Say, I have a USD/JPY Short trade which is running at a loss of $5,000 which I'm expecting to come back into range, however I have commitments where I'll be unable to monitor the trade for several days.

Given the economic climate as it as (and even in more stable times unexpected things can happen), I don't want to leave my trade exposed to abnormal shifts against my position. So in MT4 I hedge my trade with an equivalent Long trade thereby immediately "freezing" my loss.

This leaves me free to travel and not worry about my trades until I return when I can actively monitor them and adjust to ensure that I ultimately gain profits from both trades according to market swings.

So, with the wonderful new order system in MT5, I have two choices in this situation:

1) Close my Short trade for an immediate loss of $5,000.

2) Leave my Short trade and hope the market doesn't go ballistic Long whilst I'm away which will blow my account.

This may comply with US regulations on hedging, however a large amount of accounts have been shifted from the US to other countries purely so that hedging can still be employed.

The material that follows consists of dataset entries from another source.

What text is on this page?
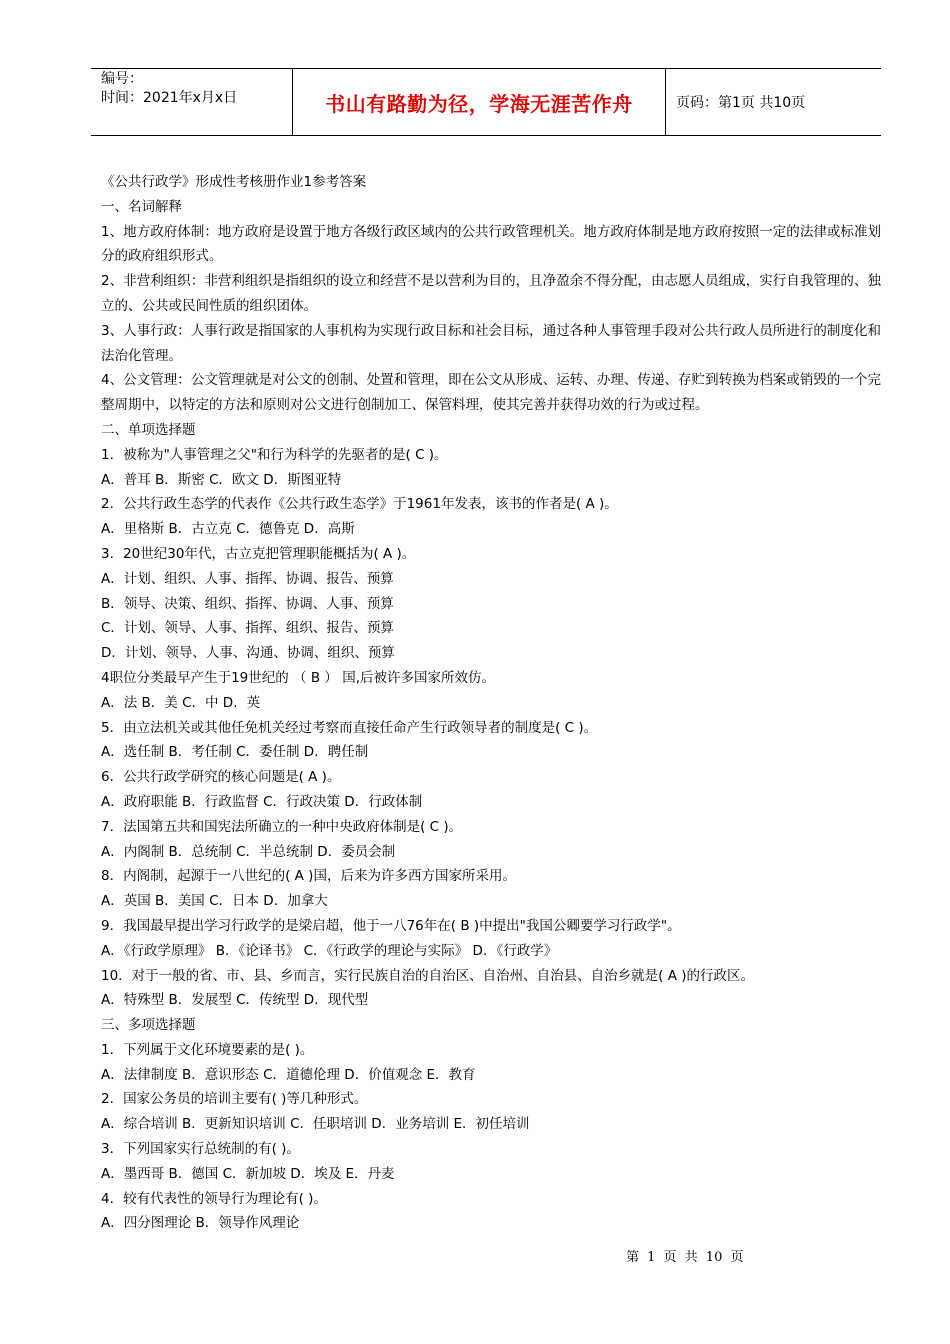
编号：
时间：2021年x月x日	书山有路勤为径，学海无涯苦作舟	页码：第1页 共10页
《公共行政学》形成性考核册作业1参考答案
一、名词解释
1、地方政府体制：地方政府是设置于地方各级行政区域内的公共行政管理机关。地方政府体制是地方政府按照一定的法律或标准划分的政府组织形式。
2、非营利组织：非营利组织是指组织的设立和经营不是以营利为目的，且净盈余不得分配，由志愿人员组成，实行自我管理的、独立的、公共或民间性质的组织团体。
3、人事行政：人事行政是指国家的人事机构为实现行政目标和社会目标，通过各种人事管理手段对公共行政人员所进行的制度化和法治化管理。
4、公文管理：公文管理就是对公文的创制、处置和管理，即在公文从形成、运转、办理、传递、存贮到转换为档案或销毁的一个完整周期中，以特定的方法和原则对公文进行创制加工、保管料理，使其完善并获得功效的行为或过程。
二、单项选择题
1．被称为"人事管理之父"和行为科学的先驱者的是( C )。
A．普耳 B．斯密 C．欧文 D．斯图亚特
2．公共行政生态学的代表作《公共行政生态学》于1961年发表，该书的作者是( A )。
A．里格斯 B．古立克 C．德鲁克 D．高斯
3．20世纪30年代，古立克把管理职能概括为( A )。
A．计划、组织、人事、指挥、协调、报告、预算
B．领导、决策、组织、指挥、协调、人事、预算
C．计划、领导、人事、指挥、组织、报告、预算
D．计划、领导、人事、沟通、协调、组织、预算
4职位分类最早产生于19世纪的 （ B ） 国,后被许多国家所效仿。
A．法 B．美 C．中 D．英
5．由立法机关或其他任免机关经过考察而直接任命产生行政领导者的制度是( C )。
A．选任制 B．考任制 C．委任制 D．聘任制
6．公共行政学研究的核心问题是( A )。
A．政府职能 B．行政监督 C．行政决策 D．行政体制
7．法国第五共和国宪法所确立的一种中央政府体制是( C )。
A．内阁制 B．总统制 C．半总统制 D．委员会制
8．内阁制，起源于一八世纪的( A )国，后来为许多西方国家所采用。
A．英国 B．美国 C．日本 D．加拿大
9．我国最早提出学习行政学的是梁启超，他于一八76年在( B )中提出"我国公卿要学习行政学"。
A．《行政学原理》 B．《论译书》 C．《行政学的理论与实际》 D．《行政学》
10．对于一般的省、市、县、乡而言，实行民族自治的自治区、自治州、自治县、自治乡就是( A )的行政区。
A．特殊型 B．发展型 C．传统型 D．现代型
三、多项选择题
1．下列属于文化环境要素的是( )。
A．法律制度 B．意识形态 C．道德伦理 D．价值观念 E．教育
2．国家公务员的培训主要有( )等几种形式。
A．综合培训 B．更新知识培训 C．任职培训 D．业务培训 E．初任培训
3．下列国家实行总统制的有( )。
A．墨西哥 B．德国 C．新加坡 D．埃及 E．丹麦
4．较有代表性的领导行为理论有( )。
A．四分图理论 B．领导作风理论
第 1 页 共 10 页
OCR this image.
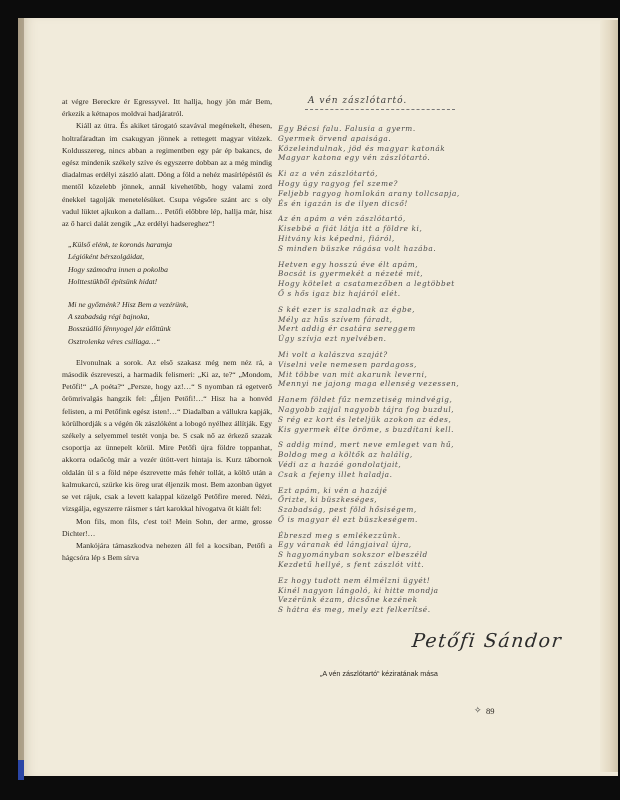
at végre Bereckre ér Egressyvel. Itt hallja, hogy jön már Bem, érkezik a kétnapos moldvai hadjáratról.

Kiáll az útra. És akiket tárogató szavával megénekelt, éhesen, holtrafáradtan im csakugyan jönnek a rettegett magyar vitézek. Koldusszereg, nincs abban a regimentben egy pár ép bakancs, de egész mindenik székely szíve és egyszerre dobban az a még mindig diadalmas erdélyi zászló alatt. Döng a föld a nehéz masírlépéstől és mentől közelebb jönnek, annál kivehetőbb, hogy valami zord énekkel tagolják menetelésüket. Csupa végsőre szánt arc s oly vadul lüktet ajkukon a dallam… Petőfi előbbre lép, hallja már, hisz az ő harci dalát zengik „Az erdélyi hadsereghez“!

„Külső elénk, te koronás haramja
Légióként bérszolgáidat,
Hogy számodra innen a pokolba
Holttestükből építsünk hidat!
Mi ne győznénk? Hisz Bem a vezérünk,
A szabadság régi bajnoka,
Bosszúálló fénnyogel jár előttünk
Osztrolenka véres csillaga…“

Elvonulnak a sorok. Az első szakasz még nem néz rá, a második észreveszi, a harmadik felismeri: „Ki az, te?“ „Mondom, Petőfi!“ „A poéta?“ „Persze, hogy az!…“ S nyomban rá egetverő örömrivalgás hangzik fel: „Éljen Petőfi!…“ Hisz ha a honvéd felisten, a mi Petőfink egész isten!…“ Diadalban a vállukra kapják, körülhordják s a végén ők zászlóként a lobogó nyélhez állítják. Egy székely a selyemmel testét vonja be. S csak nő az érkező szazak csoportja az ünnepelt körül. Mire Petőfi újra földre toppanhat, akkorra odaőcög már a vezér útött-vert hintaja is. Kurz tábornok oldalán ül s a föld népe észrevette más fehér tollát, a költő után a kalmukarcú, szürke kis öreg urat éljenzik most. Bem azonban ügyet se vet rájuk, csak a levett kalappal közelgő Petőfire mered. Nézi, vizsgálja, egyszerre ráismer s tárt karokkal hívogatva őt kiált fel:

Mon fils, mon fils, c'est toi! Mein Sohn, der arme, grosse Dichter!…

Mankójára támaszkodva nehezen áll fel a kocsiban, Petőfi a hágcsóra lép s Bem sírva

A vén zászlótartó.
Egy Bécsi falu. Falusia a gyerm.
Gyermek örvend apaisága.
Közeleindulnak, jöd és magyar katonák
Magyar katona egy vén zászlótartó.

Ki az a vén zászlótartó,
Hogy úgy ragyog fel szeme?
Feljebb ragyog homlokán arany tollcsapja,
És én igazán is de ilyen dicső!

Az én apám a vén zászlótartó,
Kisebbé a fiát látja itt a földre ki,
Hitvány kis képedni, fiáról,
S minden büszke rágása volt hazába.

Hetven egy hosszú éve élt apám,
Bocsát is gyermekét a nézeté mit,
Hogy kötelet a csatamezőben a legtöbbet
Ő s hős igaz biz hajáról elét.

S két ezer is szaladnak az égbe,
Mély az hűs szívem fáradt,
Mert addig ér csatára sereggem
Úgy szívja ezt nyelvében.

Mi volt a kalászva szaját?
Viselni vele nemesen pardagoss,
Mit többe van mit akarunk leverni,
Mennyi ne jajong maga ellenség vezessen,

Hanem földet fűz nemzetiség mindvégig,
Nagyobb zajjal nagyobb tájra fog buzdul,
S rég ez kort és leteljük azokon az édes,
Kis gyermek élte öröme, s buzdítani kell.

S addig mind, mert neve emleget van hű,
Boldog meg a költők az halálig,
Védi az a hazáé gondolatjait,
Csak a fejeny illet haladja.

Ezt apám, ki vén a hazájé
Őrizte, ki büszkeséges,
Szabadság, pest föld hősiségem,
Ő is magyar él ezt büszkeségem.

Ébreszd meg s emlékezzünk.
Egy váranak éd lángjaival újra,
S hagyományban sokszor elbeszéld
Kezdetű hellyé, s fent zászlót vitt.

Ez hogy tudott nem élmélzni ügyét!
Kinél nagyon lángoló, ki hitte mondja
Vezérünk ézam, dicsőne kezének
S hátra és meg, mely ezt felkerítsé.
Petőfi Sándor
„A vén zászlótartó“ kéziratának mása
✧ 89
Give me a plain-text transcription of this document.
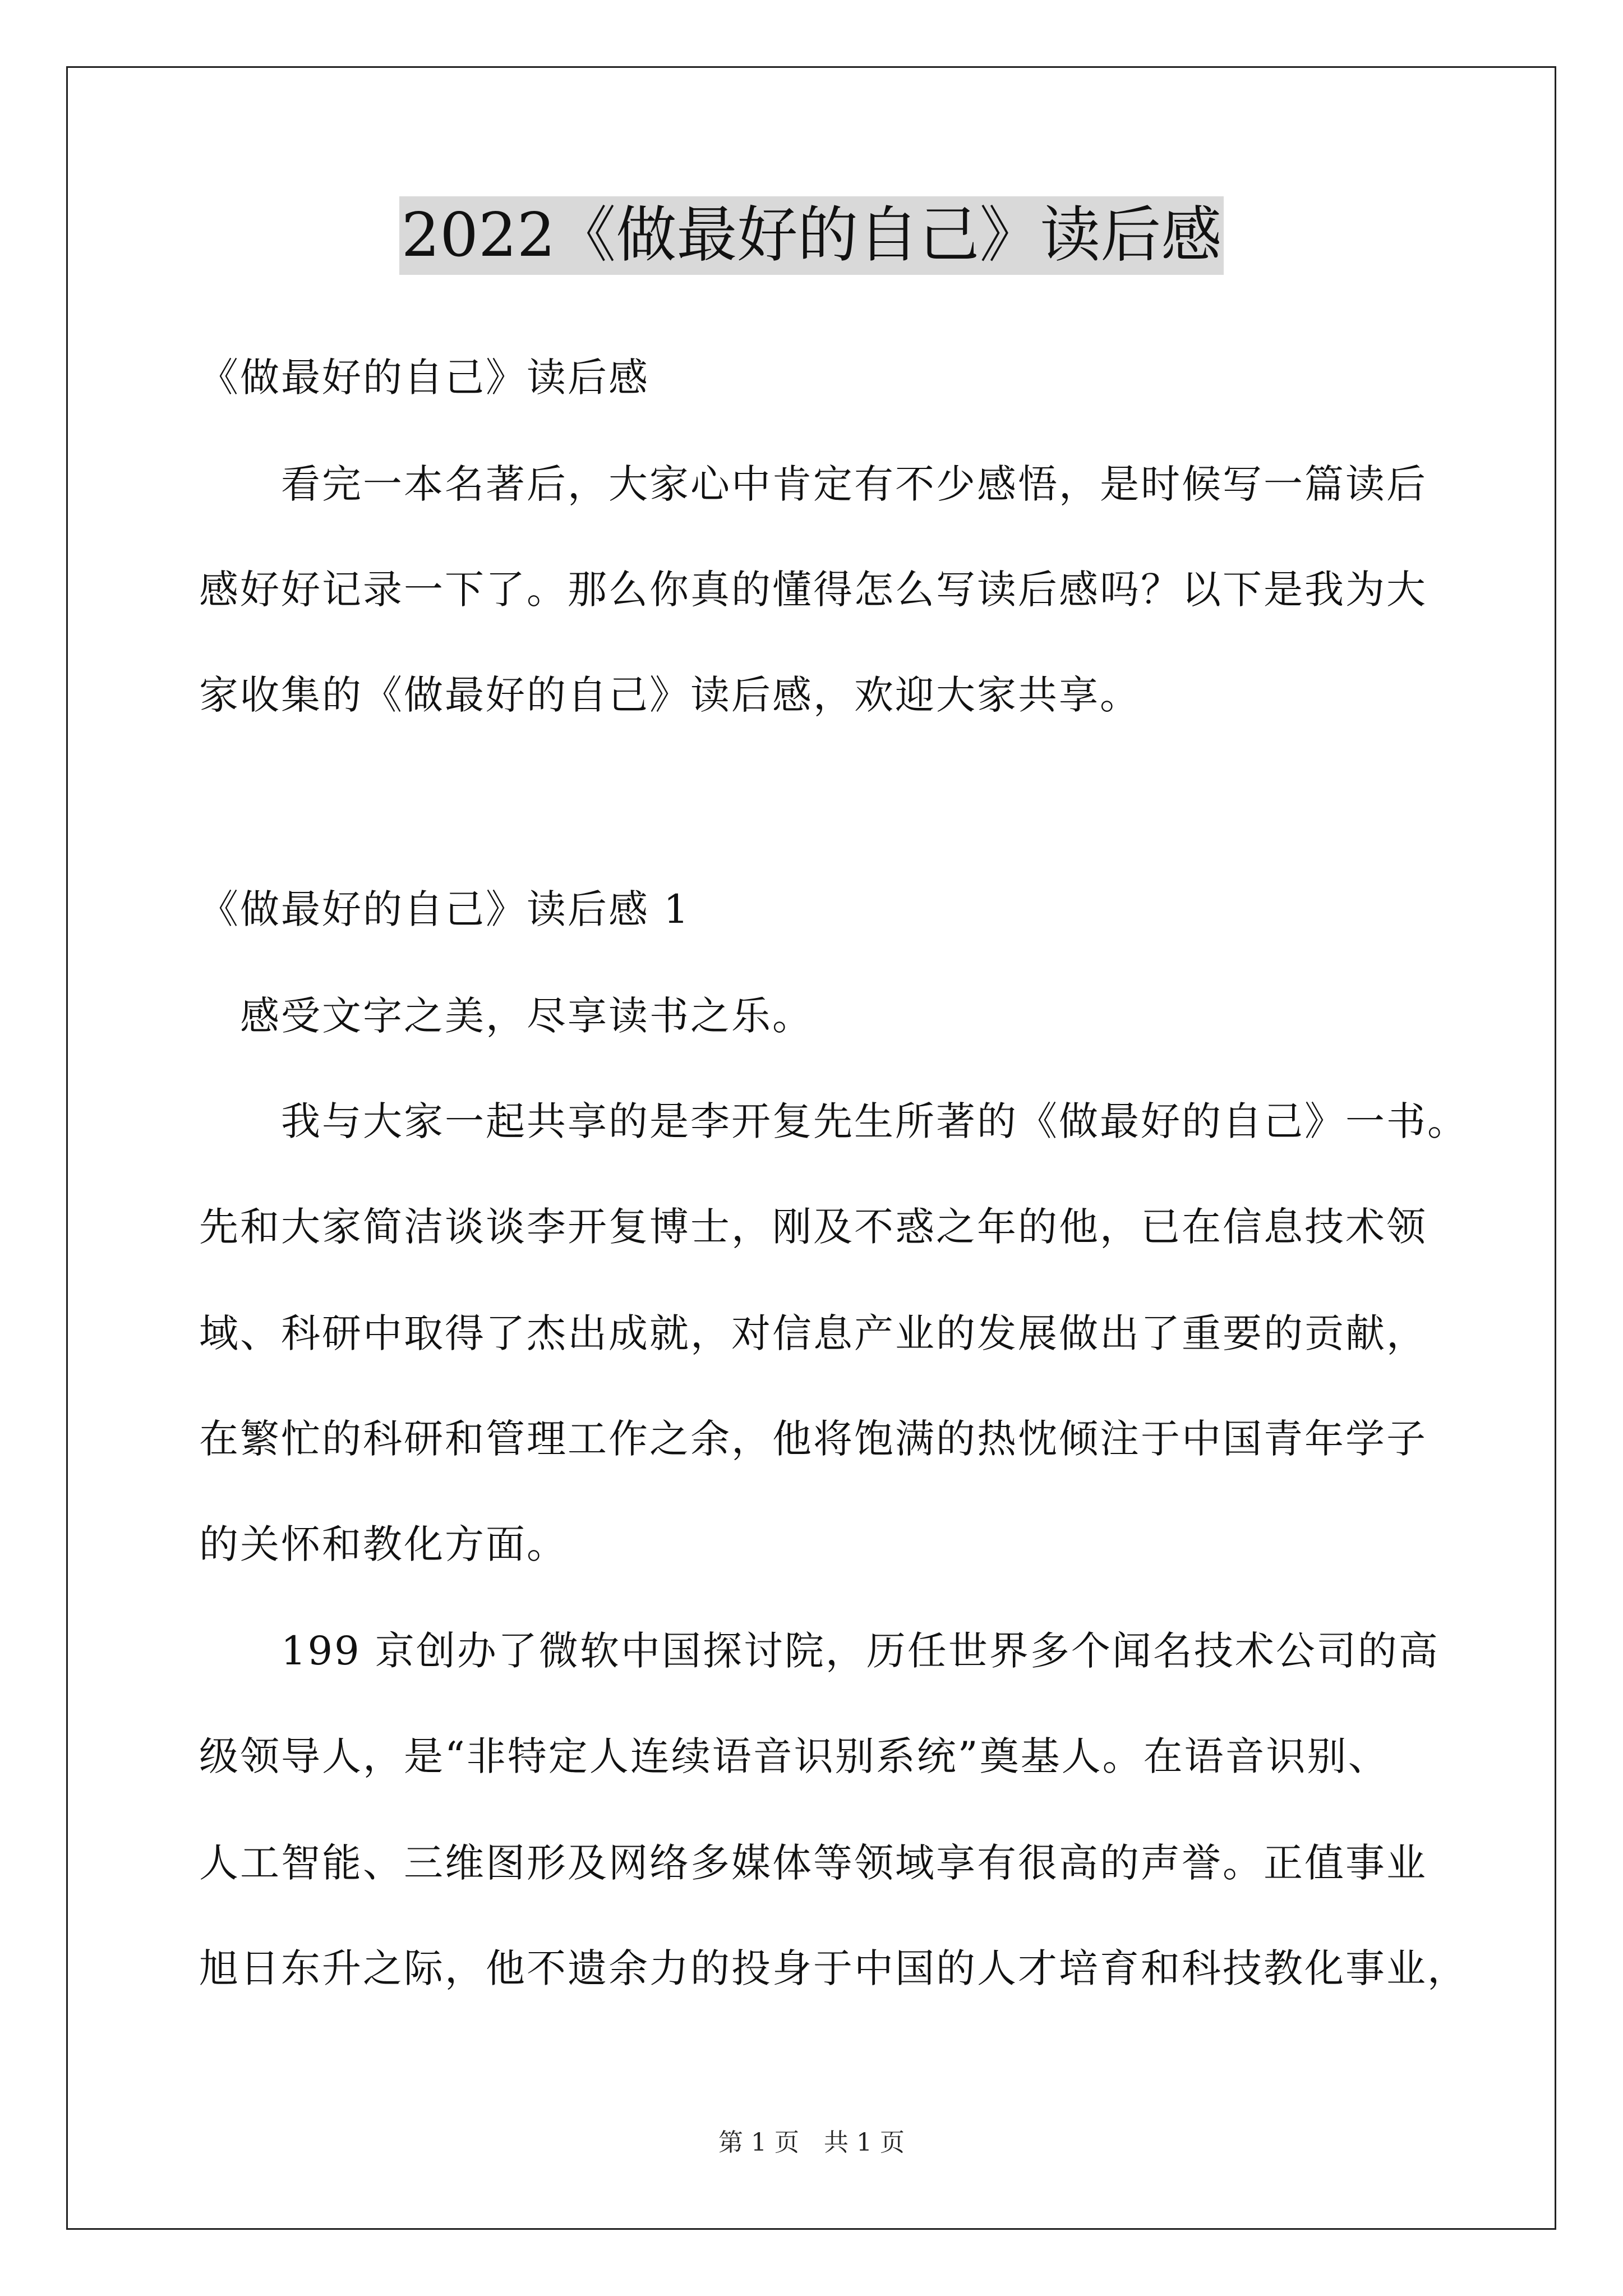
2022《做最好的自己》读后感
《做最好的自己》读后感
　　看完一本名著后，大家心中肯定有不少感悟，是时候写一篇读后
感好好记录一下了。那么你真的懂得怎么写读后感吗？以下是我为大
家收集的《做最好的自己》读后感，欢迎大家共享。
《做最好的自己》读后感 1
　感受文字之美，尽享读书之乐。
　　我与大家一起共享的是李开复先生所著的《做最好的自己》一书。
先和大家简洁谈谈李开复博士，刚及不惑之年的他，已在信息技术领
域、科研中取得了杰出成就，对信息产业的发展做出了重要的贡献，
在繁忙的科研和管理工作之余，他将饱满的热忱倾注于中国青年学子
的关怀和教化方面。
　　199 京创办了微软中国探讨院，历任世界多个闻名技术公司的高
级领导人，是“非特定人连续语音识别系统”奠基人。在语音识别、
人工智能、三维图形及网络多媒体等领域享有很高的声誉。正值事业
旭日东升之际，他不遗余力的投身于中国的人才培育和科技教化事业，
第 1 页　共 1 页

I can't believe that you guys have implemented this.

trchalik said... @ November 6, 2009 at 6:06 AM

How can I solve this situation in MQL5?
http://forum.mql4.com/27308

Elroch said... @ January 10, 2011 at 9:44 AM

There is not the slightest disadvantage to closing it at the point where you would hedge it, and re-entering the position at the time when you would have removed the hedge. Many people misunderstand this fact.